Ein Spielbericht adelte Jakobs Leistung folgendermaßen: „Jakobs weite Abschläge entlasteten wieder die Verteidigung und verhalfen dieser zu den notwendigen Schnaufpausen. Schwere Bälle bekam Jakob wenig zu halten, aber er stand immer da, wo allein der Schuss hinzielen konnte. Prachtvoll war Jakobs Fausten der hohen Bälle, namentlich der ungemein gefährlichen Ecken.“
Das italienische Publikum feierte den 3. Platz der Deutschen in den Straßen Neapels offenbar so heftig, dass der Bus der Mannschaft mit berittenen Karabinieri durch die Menschenmassen geleitet werden musste. Die Nationalelf schaute sich natürlich drei Tage später das Endspiel in Rom an, das Italien für sich entscheiden konnte.

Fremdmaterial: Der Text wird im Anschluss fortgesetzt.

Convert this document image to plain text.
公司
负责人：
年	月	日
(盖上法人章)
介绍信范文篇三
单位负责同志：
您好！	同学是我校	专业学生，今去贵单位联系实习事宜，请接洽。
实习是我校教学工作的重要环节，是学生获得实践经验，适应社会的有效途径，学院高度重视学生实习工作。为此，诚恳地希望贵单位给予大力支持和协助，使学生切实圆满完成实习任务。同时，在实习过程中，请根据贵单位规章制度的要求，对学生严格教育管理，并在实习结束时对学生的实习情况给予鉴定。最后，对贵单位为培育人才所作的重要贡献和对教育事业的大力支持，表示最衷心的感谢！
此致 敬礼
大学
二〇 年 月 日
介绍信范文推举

Springen wir zurück nach England: Nachdem die vom Flug erschöpften Spieler wieder festen Boden unter den Füßen hatten, kümmerten sich Polizisten von Scotland Yard um Jakob und seine Kameraden. Im Vorfeld blickte die englische Presse teilweise mit Überheblichkeit auf das kommende Spiel: Da England sowieso gewinnen würde, „brauchen sich die Deutschen wegen ihrer Niederlage nicht zu grämen. Die deutschen Spieler werden herzlich willkommen sein, wann immer sie wiederkehren“, schrieb der Daily Telegraph.

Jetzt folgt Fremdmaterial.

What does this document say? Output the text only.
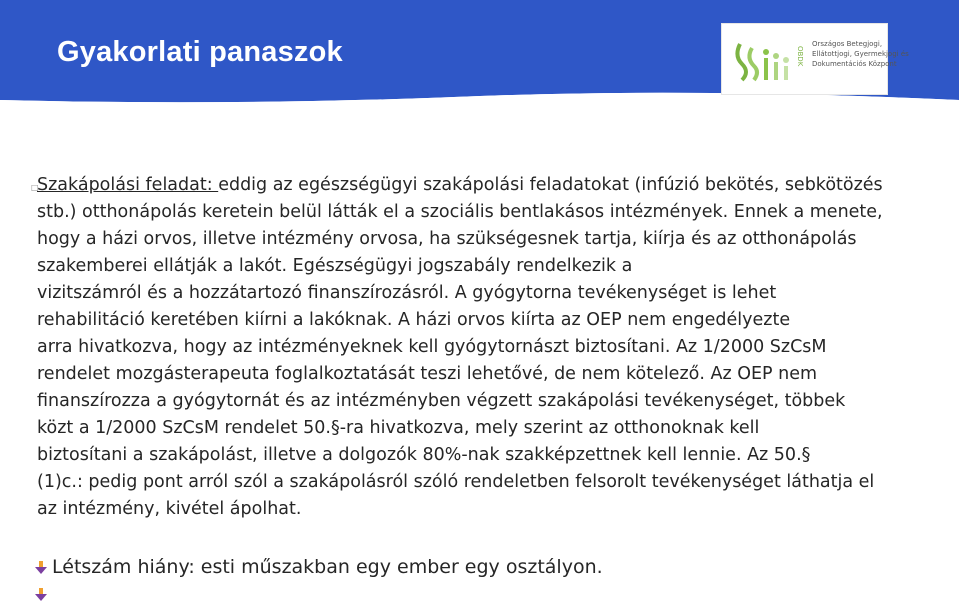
Gyakorlati panaszok	OBDK
Országos Betegjogi,
Ellátottjogi, Gyermekjogi és
Dokumentációs Központ
□
Szakápolási feladat: eddig az egészségügyi szakápolási feladatokat (infúzió bekötés, sebkötözés
stb.) otthonápolás keretein belül látták el a szociális bentlakásos intézmények. Ennek a menete,
hogy a házi orvos, illetve intézmény orvosa, ha szükségesnek tartja, kiírja és az otthonápolás
szakemberei ellátják a lakót. Egészségügyi jogszabály rendelkezik a
vizitszámról és a hozzátartozó finanszírozásról. A gyógytorna tevékenységet is lehet
rehabilitáció keretében kiírni a lakóknak. A házi orvos kiírta az OEP nem engedélyezte
arra hivatkozva, hogy az intézményeknek kell gyógytornászt biztosítani. Az 1/2000 SzCsM
rendelet mozgásterapeuta foglalkoztatását teszi lehetővé, de nem kötelező. Az OEP nem
finanszírozza a gyógytornát és az intézményben végzett szakápolási tevékenységet, többek
közt a 1/2000 SzCsM rendelet 50.§-ra hivatkozva, mely szerint az otthonoknak kell
biztosítani a szakápolást, illetve a dolgozók 80%-nak szakképzettnek kell lennie. Az 50.§
(1)c.: pedig pont arról szól a szakápolásról szóló rendeletben felsorolt tevékenységet láthatja el
az intézmény, kivétel ápolhat.
Létszám hiány: esti műszakban egy ember egy osztályon.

Natürlich schwangen in diesen Aussagen vor allem die hochkomplexen politischen Spannungen dieser Zeit mit. Die Stimmung war im höchsten Maß erhitzt und angespannt. Teile der englischen Presse forderten eine Absage des Spiels. Jüdische Fußballfans und -spieler sowie jüdische Gewerkschaften demonstrierten im Vorfeld gegen die Austragung des Spiels. Hinzu kam, dass vor allem vertriebene Juden aus Osteuropa durch Engagement rund um den Fußball Anschluss in der britischen Gesellschaft fanden. Das erklärt, warum ca. ein Drittel der Zuschauer in Tottenham jüdischer Herkunft war. Hierfür gibt es auch einen hoch informativen Artikel der britischen Zeitung The Guardian.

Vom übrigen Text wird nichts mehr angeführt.